Флер обратила на него задумчивые глаза, и ее лицо снова омрачилось.
– Полагаю, да, в особенности матушка: в последнее время она стала чересчур прямолинейной. Вина падает на вас, не так ли? Вас подозревают в неблагородном отношении ко мне.
– Об этом пока ничего не было сказано, Флер, и вряд ли это отразилось на моей репутации.
– Но… да, люди начинают недоумевать. Когда мы уедем, я скажу матери, что вы сделали мне предложение, а я вам отказала. Я, как и обещала, объявлю всем, что таково мое решение. Отец, конечно, придет в бешенство – он всегда ведет себя так, когда я упускаю возможность получить титул. – Флер вскинула голову. – Если, конечно, вы не согласитесь на уговор, который я предложила вам прошлой весной.
Верджил не мог сдержать улыбку.
– В этом есть свои резоны. Можно раз и навсегда решить таким образом наши проблемы, а мне еще и получить ваше приданое, но я не могу сейчас жениться, Флер. Если это станет для меня возможно, я пожелаю иметь детей. Брак без любви не для меня. Вы, без сомнения, сможете встретить другого мужчину, который на это согласится.

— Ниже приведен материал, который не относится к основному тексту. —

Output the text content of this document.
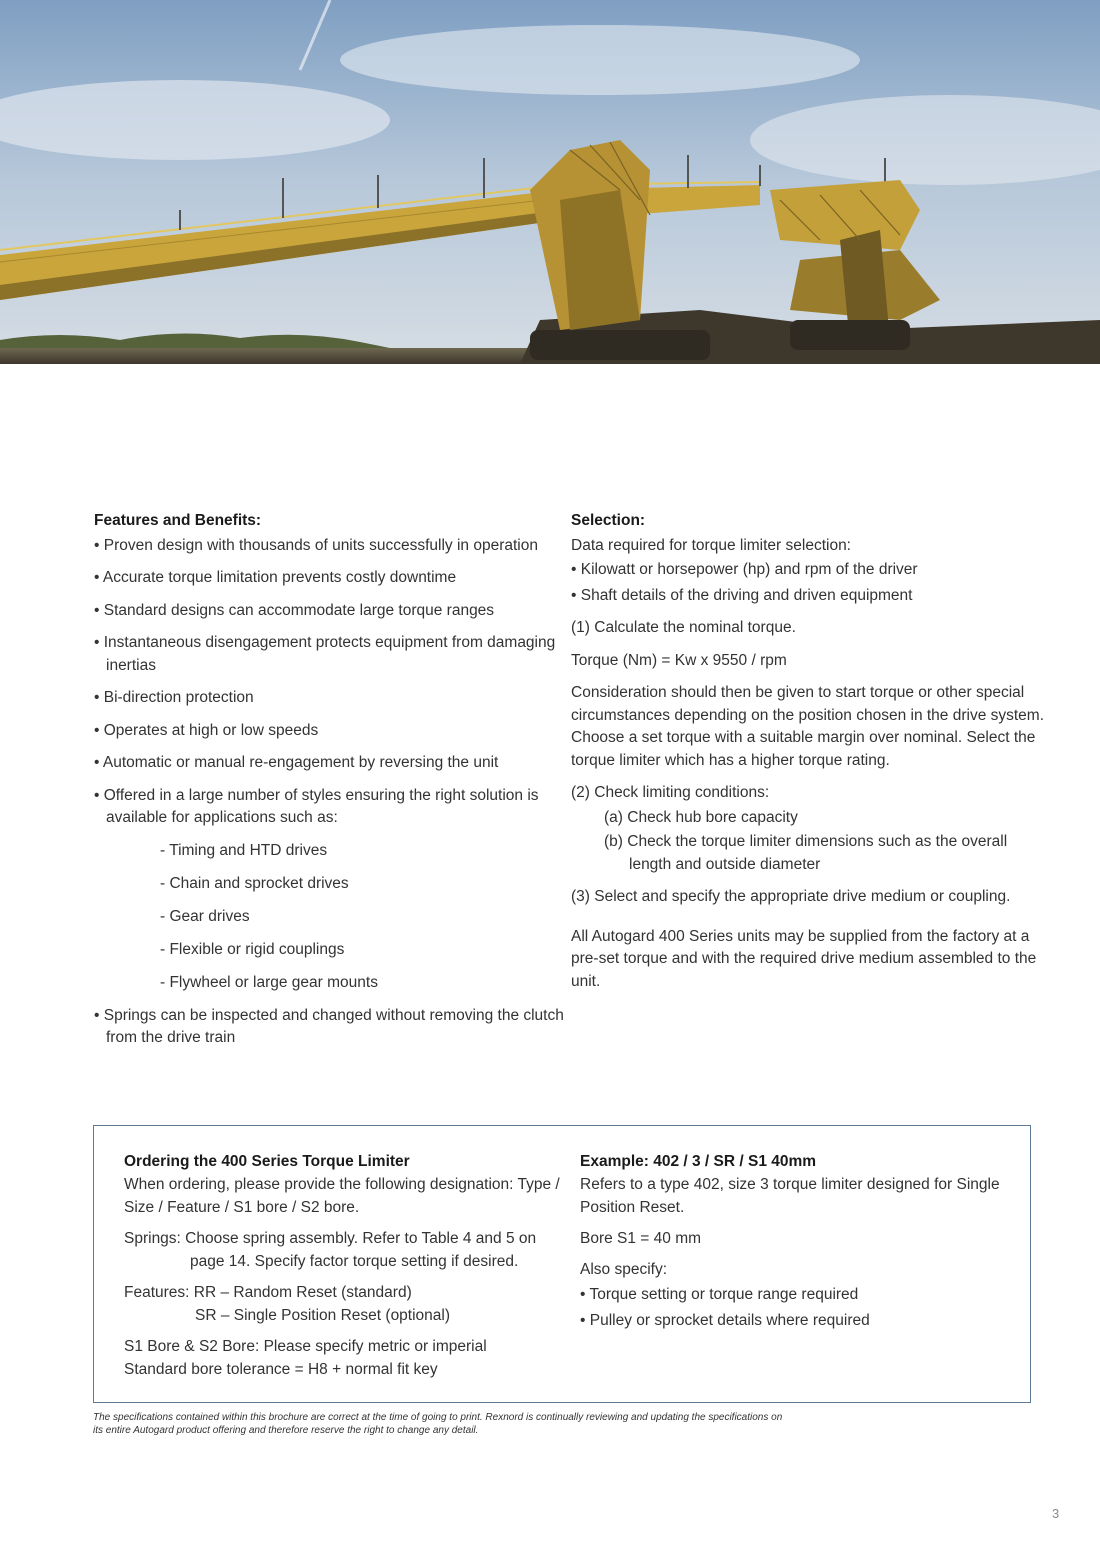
Features and Benefits:
• Proven design with thousands of units successfully in operation
• Accurate torque limitation prevents costly downtime
• Standard designs can accommodate large torque ranges
• Instantaneous disengagement protects equipment from damaging inertias
• Bi-direction protection
• Operates at high or low speeds
• Automatic or manual re-engagement by reversing the unit
• Offered in a large number of styles ensuring the right solution is available for applications such as:
- Timing and HTD drives
- Chain and sprocket drives
- Gear drives
- Flexible or rigid couplings
- Flywheel or large gear mounts
• Springs can be inspected and changed without removing the clutch from the drive train
Selection:
Data required for torque limiter selection:
• Kilowatt or horsepower (hp) and rpm of the driver
• Shaft details of the driving and driven equipment
(1) Calculate the nominal torque.
Torque (Nm) = Kw x 9550 / rpm
Consideration should then be given to start torque or other special circumstances depending on the position chosen in the drive system. Choose a set torque with a suitable margin over nominal. Select the torque limiter which has a higher torque rating.
(2) Check limiting conditions:
(a) Check hub bore capacity
(b) Check the torque limiter dimensions such as the overall length and outside diameter
(3) Select and specify the appropriate drive medium or coupling.
All Autogard 400 Series units may be supplied from the factory at a pre-set torque and with the required drive medium assembled to the unit.
Ordering the 400 Series Torque Limiter
When ordering, please provide the following designation: Type / Size / Feature / S1 bore / S2 bore.
Springs: Choose spring assembly. Refer to Table 4 and 5 on page 14. Specify factor torque setting if desired.
Features: RR – Random Reset (standard)
SR – Single Position Reset (optional)
S1 Bore & S2 Bore: Please specify metric or imperial
Standard bore tolerance = H8 + normal fit key
Example: 402 / 3 / SR / S1 40mm
Refers to a type 402, size 3 torque limiter designed for Single Position Reset.
Bore S1 = 40 mm
Also specify:
• Torque setting or torque range required
• Pulley or sprocket details where required
The specifications contained within this brochure are correct at the time of going to print. Rexnord is continually reviewing and updating the specifications on its entire Autogard product offering and therefore reserve the right to change any detail.
3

– Я больше никому не сделаю такого предложения и не уверена, что кто-то другой будет соблюдать договоренность. К тому же я не надеюсь встретить такого человека, чье общество придется мне так же по душе, как ваше, и с которым я соглашусь прожить целую жизнь. Думаю, объявив о разрыве с вами, я отправлюсь в путешествие куда-нибудь далеко-далеко и очень надолго. А когда вернусь, мой возраст освободит меня от беспокойства, связанного с замужеством.

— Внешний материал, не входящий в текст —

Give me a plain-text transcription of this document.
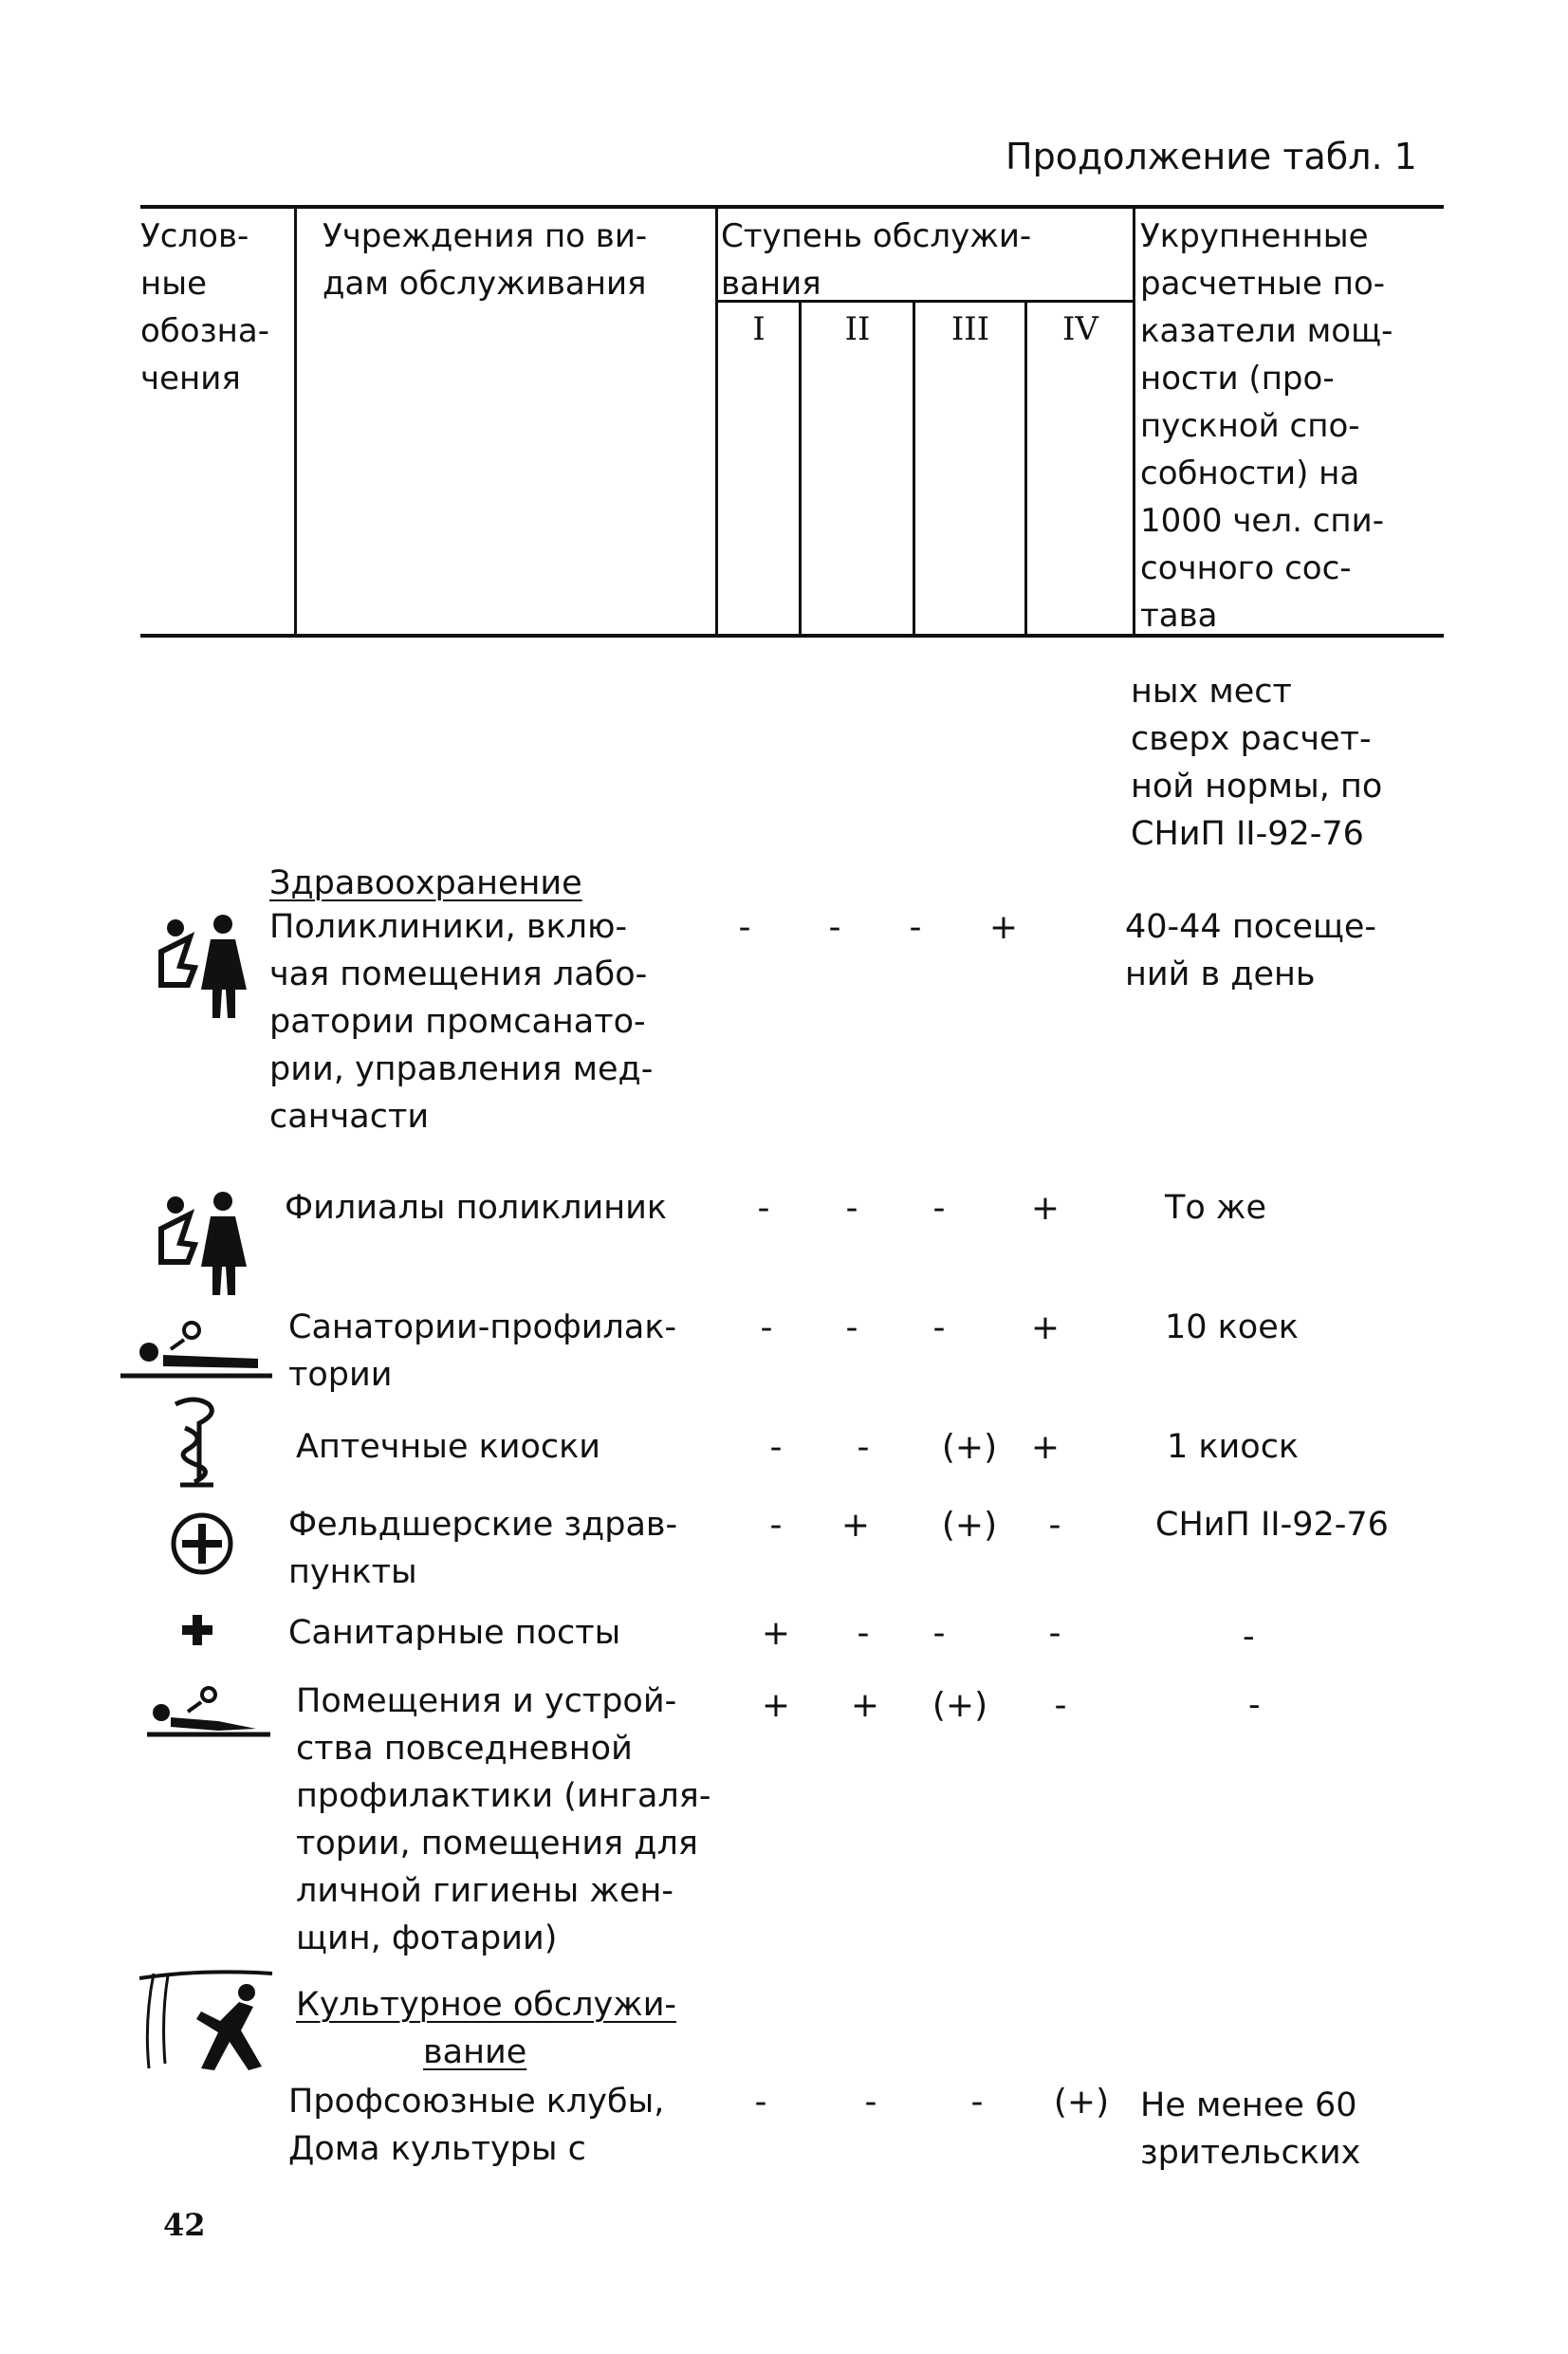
Продолжение табл. 1
Услов-
ные
обозна-
чения
Учреждения по ви-
дам обслуживания
Ступень обслужи-
вания
I	II	III	IV
Укрупненные
расчетные по-
казатели мощ-
ности (про-
пускной спо-
собности) на
1000 чел. спи-
сочного сос-
тава
ных мест
сверх расчет-
ной нормы, по
СНиП II-92-76
Здравоохранение
Поликлиники, вклю-
чая помещения лабо-
ратории промсанато-
рии, управления мед-
санчасти
-	-	-	+	40-44 посеще-
ний в день
Филиалы поликлиник	-	-	-	+	То же
Санатории-профилак-
тории
-	-	-	+	10 коек
Аптечные киоски	-	-	(+) +	1 киоск
Фельдшерские здрав-
пункты
-	+	(+)	-	СНиП II-92-76
Санитарные посты	+	-	-	-	-
Помещения и устрой-
ства повседневной
профилактики (ингаля-
тории, помещения для
личной гигиены жен-
щин, фотарии)
+	+	(+)	-	-
Культурное обслужи-
вание
Профсоюзные клубы,
Дома культуры с
-	-	-	(+) Не менее 60
зрительских
42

– Нет нужды говорить обо всем вашей матушке немедленно. Подождите хотя бы какое-то время…
– Я могу отвлечь ее еще на месяц или около того – придумаю какие-нибудь отговорки.

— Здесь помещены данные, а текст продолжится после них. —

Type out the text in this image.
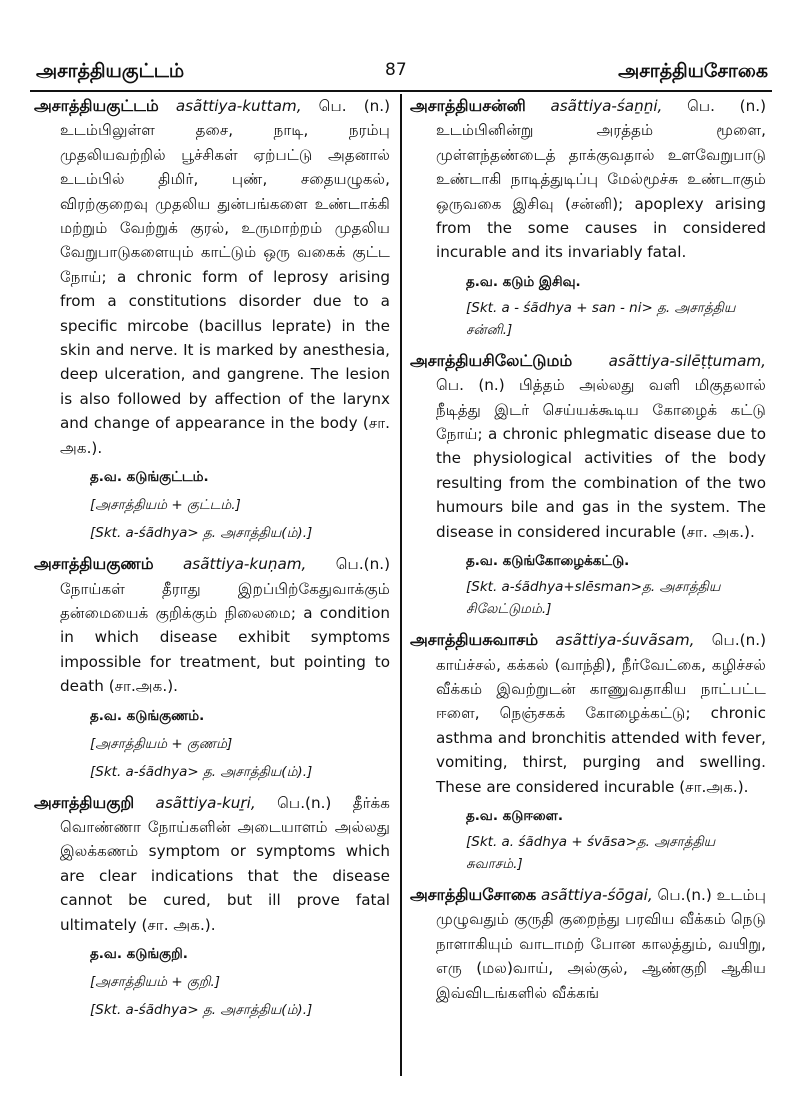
அசாத்தியகுட்டம்	87	அசாத்தியசோகை
அசாத்தியகுட்டம் asãttiya-kuttam, பெ. (n.) உடம்பிலுள்ள தசை, நாடி, நரம்பு முதலியவற்றில் பூச்சிகள் ஏற்பட்டு அதனால் உடம்பில் திமிர், புண், சதையழுகல், விரற்குறைவு முதலிய துன்பங்களை உண்டாக்கி மற்றும் வேற்றுக் குரல், உருமாற்றம் முதலிய வேறுபாடுகளையும் காட்டும் ஒரு வகைக் குட்ட நோய்; a chronic form of leprosy arising from a constitutions disorder due to a specific mircobe (bacillus leprate) in the skin and nerve. It is marked by anesthesia, deep ulceration, and gangrene. The lesion is also followed by affection of the larynx and change of appearance in the body (சா. அக.).
த.வ. கடுங்குட்டம்.
[அசாத்தியம் + குட்டம்.]
[Skt. a-śãdhya> த. அசாத்திய(ம்).]
அசாத்தியகுணம் asãttiya-kuṇam, பெ.(n.) நோய்கள் தீராது இறப்பிற்கேதுவாக்கும் தன்மையைக் குறிக்கும் நிலைமை; a condition in which disease exhibit symptoms impossible for treatment, but pointing to death (சா.அக.).
த.வ. கடுங்குணம்.
[அசாத்தியம் + குணம்]
[Skt. a-śãdhya> த. அசாத்திய(ம்).]
அசாத்தியகுறி asãttiya-kuṟi, பெ.(n.) தீர்க்க வொண்ணா நோய்களின் அடையாளம் அல்லது இலக்கணம் symptom or symptoms which are clear indications that the disease cannot be cured, but ill prove fatal ultimately (சா. அக.).
த.வ. கடுங்குறி.
[அசாத்தியம் + குறி.]
[Skt. a-śãdhya> த. அசாத்திய(ம்).]
அசாத்தியசன்னி asãttiya-śaṉṉi, பெ. (n.) உடம்பினின்று அரத்தம் மூளை, முள்ளந்தண்டைத் தாக்குவதால் உளவேறுபாடு உண்டாகி நாடித்துடிப்பு மேல்மூச்சு உண்டாகும் ஒருவகை இசிவு (சன்னி); apoplexy arising from the some causes in considered incurable and its invariably fatal.
த.வ. கடும் இசிவு.
[Skt. a - śãdhya + san - ni> த. அசாத்திய சன்னி.]
அசாத்தியசிலேட்டுமம் asãttiya-silēṭṭumam, பெ. (n.) பித்தம் அல்லது வளி மிகுதலால் நீடித்து இடர் செய்யக்கூடிய கோழைக் கட்டு நோய்; a chronic phlegmatic disease due to the physiological activities of the body resulting from the combination of the two humours bile and gas in the system. The disease in considered incurable (சா. அக.).
த.வ. கடுங்கோழைக்கட்டு.
[Skt. a-śãdhya+slēsman>த. அசாத்திய சிலேட்டுமம்.]
அசாத்தியசுவாசம் asãttiya-śuvãsam, பெ.(n.) காய்ச்சல், கக்கல் (வாந்தி), நீர்வேட்கை, கழிச்சல் வீக்கம் இவற்றுடன் காணுவதாகிய நாட்பட்ட ஈளை, நெஞ்சகக் கோழைக்கட்டு; chronic asthma and bronchitis attended with fever, vomiting, thirst, purging and swelling. These are considered incurable (சா.அக.).
த.வ. கடுஈளை.
[Skt. a. śãdhya + śvãsa>த. அசாத்திய சுவாசம்.]
அசாத்தியசோகை asãttiya-śōgai, பெ.(n.) உடம்பு முழுவதும் குருதி குறைந்து பரவிய வீக்கம் நெடு நாளாகியும் வாடாமற் போன காலத்தும், வயிறு, எரு (மல)வாய், அல்குல், ஆண்குறி ஆகிய இவ்விடங்களில் வீக்கங்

Верджил потрепал ее по руке.
– И никакой спешки.
Флер, повернув свою нежную ладонь, с каким-то детским отчаянием сжала его руку.
– Мне не хочется вновь оказаться в одиночестве, – прошептала она. – Обещайте, что мы навсегда останемся друзьями.
Верджилу всем сердцем хотелось ей помочь. Если бы только он мог, обязательно избавил бы ее от всех страхов и помог найти счастье с достойным человеком.
Он крепко сжал ее маленькую руку, стараясь тем самым придать убедительность своим словам:
– Конечно, Флер. Вы всегда можете на меня рассчитывать.